ハミルトンが挑んだ3度目のシルバーストン制覇。
クラークはイギリスGPで通算5度の優勝を経験しているが、1回目の'62年はエイントリーで開催されたもので、'64年の3回目の優勝もブランズハッチであるため、シルバーストンでは3回しか勝っていないという計算となる。
またマンセルは通算4度イギリスGPを制しているが、最初の'86年はブランズハッチでの勝利であるため、シルバーストンでの優勝は3回となる。
今年のシルバーストンでは、その偉大な2人の記録にハミルトンが挑んだ。
ハミルトンは過去に2度シルバーストンでのイギリスGPを制しているが、いずれも予選は2列目以下で、展開に恵まれた末の勝利。ポールポジションを獲得した今回は自力での優勝を狙っていた。
しかし、スタートで2番手に後退。さらにセーフティーカーが導入された後の再スタートでもう1つポジションを落とし、3番手からのレースを余儀なくされた。

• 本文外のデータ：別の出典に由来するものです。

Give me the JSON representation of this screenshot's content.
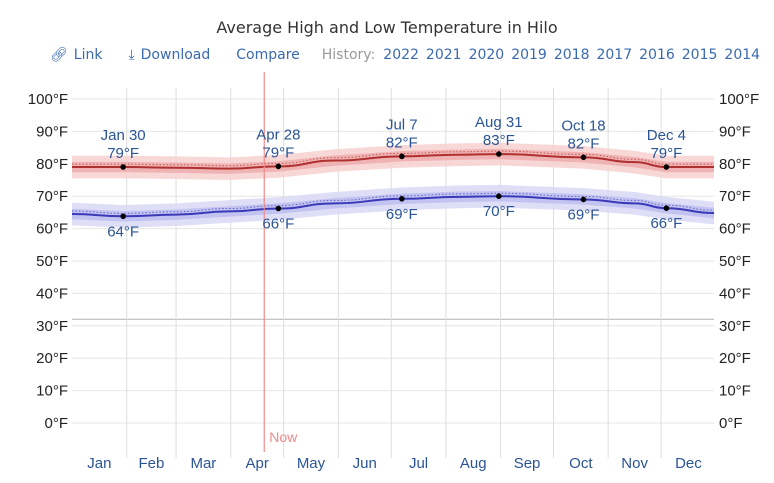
{
  "header": {
    "title": "Average High and Low Temperature in Hilo",
    "link_label": "Link",
    "download_label": "Download",
    "compare_label": "Compare",
    "history_label": "History:",
    "history_years": [
      "2022",
      "2021",
      "2020",
      "2019",
      "2018",
      "2017",
      "2016",
      "2015",
      "2014"
    ]
  },
  "icons": {
    "link": "link-icon",
    "download": "download-icon"
  },
  "colors": {
    "high": "#b03030",
    "low": "#3a3ab8",
    "text_blue": "#2a5496",
    "now": "#f08a8a",
    "high_band": "#f2b3b3",
    "low_band": "#c3c3f0"
  },
  "chart_data": {
    "type": "line",
    "title": "Average High and Low Temperature in Hilo",
    "xlabel": "",
    "ylabel": "",
    "ylim": [
      -10,
      105
    ],
    "y_ticks": [
      0,
      10,
      20,
      30,
      40,
      50,
      60,
      70,
      80,
      90,
      100
    ],
    "y_tick_labels": [
      "0°F",
      "10°F",
      "20°F",
      "30°F",
      "40°F",
      "50°F",
      "60°F",
      "70°F",
      "80°F",
      "90°F",
      "100°F"
    ],
    "freezing_line": 32,
    "months": [
      "Jan",
      "Feb",
      "Mar",
      "Apr",
      "May",
      "Jun",
      "Jul",
      "Aug",
      "Sep",
      "Oct",
      "Nov",
      "Dec"
    ],
    "grid": true,
    "now": {
      "label": "Now",
      "day_of_year": 110
    },
    "series": [
      {
        "name": "Average High",
        "color": "#b03030",
        "x_day": [
          1,
          30,
          60,
          90,
          118,
          150,
          188,
          220,
          243,
          291,
          320,
          338,
          365
        ],
        "values": [
          79,
          79,
          78.8,
          78.5,
          79.2,
          81,
          82.3,
          82.8,
          83,
          82,
          80.5,
          79,
          79
        ]
      },
      {
        "name": "Average Low",
        "color": "#3a3ab8",
        "x_day": [
          1,
          30,
          60,
          90,
          118,
          150,
          188,
          220,
          243,
          291,
          320,
          338,
          365
        ],
        "values": [
          64.5,
          63.8,
          64.3,
          65.3,
          66.2,
          67.8,
          69.2,
          69.8,
          70,
          69,
          67.8,
          66.3,
          64.8
        ]
      }
    ],
    "annotations": [
      {
        "label": "Jan 30",
        "value_label": "79°F",
        "day": 30,
        "value": 79,
        "series": "high"
      },
      {
        "label": "Apr 28",
        "value_label": "79°F",
        "day": 118,
        "value": 79.2,
        "series": "high"
      },
      {
        "label": "Jul 7",
        "value_label": "82°F",
        "day": 188,
        "value": 82.3,
        "series": "high"
      },
      {
        "label": "Aug 31",
        "value_label": "83°F",
        "day": 243,
        "value": 83,
        "series": "high"
      },
      {
        "label": "Oct 18",
        "value_label": "82°F",
        "day": 291,
        "value": 82,
        "series": "high"
      },
      {
        "label": "Dec 4",
        "value_label": "79°F",
        "day": 338,
        "value": 79,
        "series": "high"
      },
      {
        "label": "",
        "value_label": "64°F",
        "day": 30,
        "value": 63.8,
        "series": "low"
      },
      {
        "label": "",
        "value_label": "66°F",
        "day": 118,
        "value": 66.2,
        "series": "low"
      },
      {
        "label": "",
        "value_label": "69°F",
        "day": 188,
        "value": 69.2,
        "series": "low"
      },
      {
        "label": "",
        "value_label": "70°F",
        "day": 243,
        "value": 70,
        "series": "low"
      },
      {
        "label": "",
        "value_label": "69°F",
        "day": 291,
        "value": 69,
        "series": "low"
      },
      {
        "label": "",
        "value_label": "66°F",
        "day": 338,
        "value": 66.3,
        "series": "low"
      }
    ]
  }
}
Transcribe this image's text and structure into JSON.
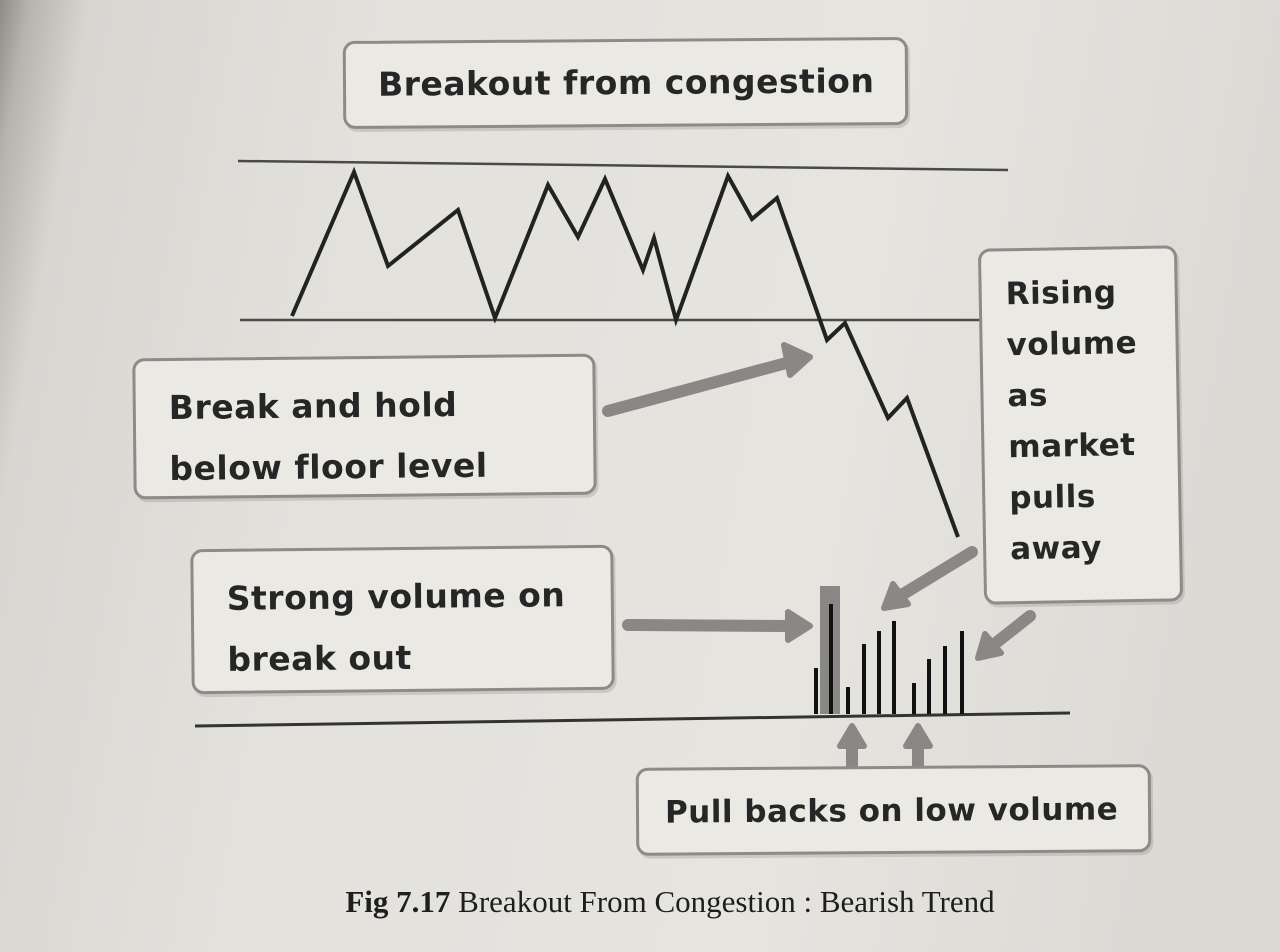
{
  "callouts": {
    "title": "Breakout from congestion",
    "break_hold": "Break and hold\nbelow floor level",
    "strong_volume": "Strong volume on\nbreak out",
    "rising_volume": "Rising\nvolume\nas\nmarket\npulls\naway",
    "pull_backs": "Pull backs on low volume"
  },
  "caption": {
    "figure_number": "Fig 7.17",
    "text": "Breakout From Congestion : Bearish Trend"
  },
  "colors": {
    "paper": "#e4e2dd",
    "ink": "#262626",
    "box_border": "#8d8b88",
    "highlight": "#8a8886"
  }
}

シルバーストンは高速コーナーが多い代わりに、ストレートはいずれも1km以下。オーバーテイクが困難なサーキットである。
ピットイン戦略での逆転を狙ったハミルトン。
コース上での追い抜きが難しいと判断したハミルトンとチームは、ピットストップ戦略で前を走る2台のウイリアムズ勢をかわす作戦に出た。
この作戦が見事に的中し、ハミルトンはピットストップ後にトップに立つ。
ところが、レース後半、シルバーストンに雨が降り始める。
しかも、雨は一気に降り始めるのではなく少しずつ、しかも部分的に降り出したため、ウエットタイヤへ交換する判断が難しかった。
このような状況では、ピットにいるエンジニアよりも、実際に走行しているドライバーの判断が優先される。
43周目、上位勢で最初にピットインする決断を下したのは、トップを走るハミルトンだった。